The projects to be completed in each building are as follows:
Abram Lansing Elementary
- Repair damaged exterior walls and paint building
- Partial roof replacement
- Refurbish elevator
- Replace fire alarm system
- Expand cafeteria seating
- Replace window screens
- Nurse suite reconfiguration/expansion
- Provide portable dividers for support spaces – Academic Intervention Specialists/Special Education/Social Worker/Psychologist
- Replace select casework with sink base cabinet
Harmony Hill School
- Pavement reconstruction
- Replace playground equipment and surfacing
- Partial window replacement
- Refurbish elevator
- Replace fire alarm system
- Convert locker rooms to storage and Academic Intervention Specialist (AIS) space
Van Schaick Grade School
- Replace playground equipment, surfacing and court resurfacing
- Refurbish front door system and fix leak
- Replace roof ladder
- Replace roof flashings
- Interior masonry wall reconstruction
- Refurbish front elevator
- Replace emergency lighting and exit signs
- Replace fire alarm system
- Reconstruct ADA curb cut and ramp to play structures
Cohoes Middle School
- Improve 7th & 8th grade science classrooms
- Improve select bathrooms
- Expand/reconfigure cafeteria to add needed space
- Convert former Business Office into general classrooms
- Masonry reconstruction and repointing
- Fire escape repair and paint
- Partial window repair and screen replacement
- Select roofing and flashing replacement in the gym and lobby
- Refurbish select plaster walls
- Plaster ceiling repair/replacement
- Refurbish elevator
- Provide gym bleachers
- Replace hot water heater
Cohoes High School
- Renovate science labs/former Home & Careers classroom
- Athletic improvements include the construction of a synthetic turf varsity field, with a new eight-lane track and field lighting. JV field improvements will include drainage, back stops and fencing.

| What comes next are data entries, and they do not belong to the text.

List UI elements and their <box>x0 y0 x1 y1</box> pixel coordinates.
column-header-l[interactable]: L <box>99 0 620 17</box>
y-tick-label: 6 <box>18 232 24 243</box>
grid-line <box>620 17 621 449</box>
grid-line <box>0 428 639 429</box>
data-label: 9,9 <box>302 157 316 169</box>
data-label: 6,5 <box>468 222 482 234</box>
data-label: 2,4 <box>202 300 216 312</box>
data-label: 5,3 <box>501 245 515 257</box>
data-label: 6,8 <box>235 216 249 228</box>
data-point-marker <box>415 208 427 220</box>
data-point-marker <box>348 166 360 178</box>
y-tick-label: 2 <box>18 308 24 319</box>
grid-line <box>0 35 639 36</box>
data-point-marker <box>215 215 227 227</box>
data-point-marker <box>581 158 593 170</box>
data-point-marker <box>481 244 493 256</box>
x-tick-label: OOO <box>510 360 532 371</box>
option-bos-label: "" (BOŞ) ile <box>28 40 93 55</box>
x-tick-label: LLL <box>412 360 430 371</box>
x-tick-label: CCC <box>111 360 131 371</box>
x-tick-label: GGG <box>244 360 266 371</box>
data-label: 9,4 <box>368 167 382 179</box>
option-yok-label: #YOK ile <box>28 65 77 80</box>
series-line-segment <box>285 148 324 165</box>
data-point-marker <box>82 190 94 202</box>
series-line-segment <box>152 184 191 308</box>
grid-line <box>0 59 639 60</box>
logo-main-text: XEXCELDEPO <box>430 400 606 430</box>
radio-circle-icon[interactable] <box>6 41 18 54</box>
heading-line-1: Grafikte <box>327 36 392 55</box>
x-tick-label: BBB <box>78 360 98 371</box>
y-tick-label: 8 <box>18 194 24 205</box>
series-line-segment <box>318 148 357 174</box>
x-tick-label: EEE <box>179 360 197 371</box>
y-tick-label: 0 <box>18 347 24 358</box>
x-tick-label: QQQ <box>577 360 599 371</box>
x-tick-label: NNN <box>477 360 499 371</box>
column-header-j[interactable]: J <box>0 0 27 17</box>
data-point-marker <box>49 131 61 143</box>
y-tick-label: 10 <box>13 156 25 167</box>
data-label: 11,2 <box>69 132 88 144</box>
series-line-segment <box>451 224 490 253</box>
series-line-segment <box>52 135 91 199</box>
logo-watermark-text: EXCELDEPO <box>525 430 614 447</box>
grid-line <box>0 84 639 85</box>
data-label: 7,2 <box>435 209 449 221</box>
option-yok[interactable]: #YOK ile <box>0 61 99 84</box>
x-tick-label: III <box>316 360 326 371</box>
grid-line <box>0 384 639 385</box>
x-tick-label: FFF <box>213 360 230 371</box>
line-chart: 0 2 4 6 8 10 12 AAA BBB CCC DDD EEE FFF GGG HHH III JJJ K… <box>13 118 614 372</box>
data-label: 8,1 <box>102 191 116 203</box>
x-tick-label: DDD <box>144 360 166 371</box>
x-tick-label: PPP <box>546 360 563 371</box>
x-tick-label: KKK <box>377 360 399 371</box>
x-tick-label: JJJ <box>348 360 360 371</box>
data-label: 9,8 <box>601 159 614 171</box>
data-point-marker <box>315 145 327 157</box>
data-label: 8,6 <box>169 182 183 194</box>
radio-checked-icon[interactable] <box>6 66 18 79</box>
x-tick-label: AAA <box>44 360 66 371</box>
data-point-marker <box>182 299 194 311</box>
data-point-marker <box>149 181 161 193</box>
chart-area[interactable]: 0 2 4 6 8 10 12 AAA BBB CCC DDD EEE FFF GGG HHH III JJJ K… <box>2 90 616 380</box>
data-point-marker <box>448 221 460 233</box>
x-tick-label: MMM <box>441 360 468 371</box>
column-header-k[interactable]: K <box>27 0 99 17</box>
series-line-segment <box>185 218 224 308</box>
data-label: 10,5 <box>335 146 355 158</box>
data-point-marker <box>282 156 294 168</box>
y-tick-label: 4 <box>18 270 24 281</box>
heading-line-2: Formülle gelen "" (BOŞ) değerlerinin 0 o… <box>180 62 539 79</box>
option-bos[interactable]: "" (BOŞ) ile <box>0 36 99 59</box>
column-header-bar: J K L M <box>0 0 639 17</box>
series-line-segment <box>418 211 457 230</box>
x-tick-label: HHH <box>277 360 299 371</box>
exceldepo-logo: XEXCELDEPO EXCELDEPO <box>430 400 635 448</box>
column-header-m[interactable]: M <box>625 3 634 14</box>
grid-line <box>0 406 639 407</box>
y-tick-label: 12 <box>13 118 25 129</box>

- Select pavement reconstruction.
- Masonry reconstruction, repointing of window heads and chimney.
- Select roofing and flashing replacement; replace wet and deteriorated areas and recoat for 15-year warranty.
- Refurbish main elevator
- Relocate electric panels from student occupied rooms
- Improve ADA curb cubs and access to soccer field bleachers
- Provide concrete pads at unit ventilators
Design for all aspects of the project will begin in June. Those plans will then be submitted to the New York State Education Department (NYSED) for approval and the issuance of the building permit.
Upon approval and successful bidding, construction is expected to begin in summer of 2023 and continue through fall of 2024.
The scope of the capital project is part of a long-range plan to improve facilities. Additional projects proposed through alternative funding sources include: replacing lighting in the High School auditorium, replacing corridor lock sets/re-key throughout all five buildings, as well as replacing all public address (PA) systems.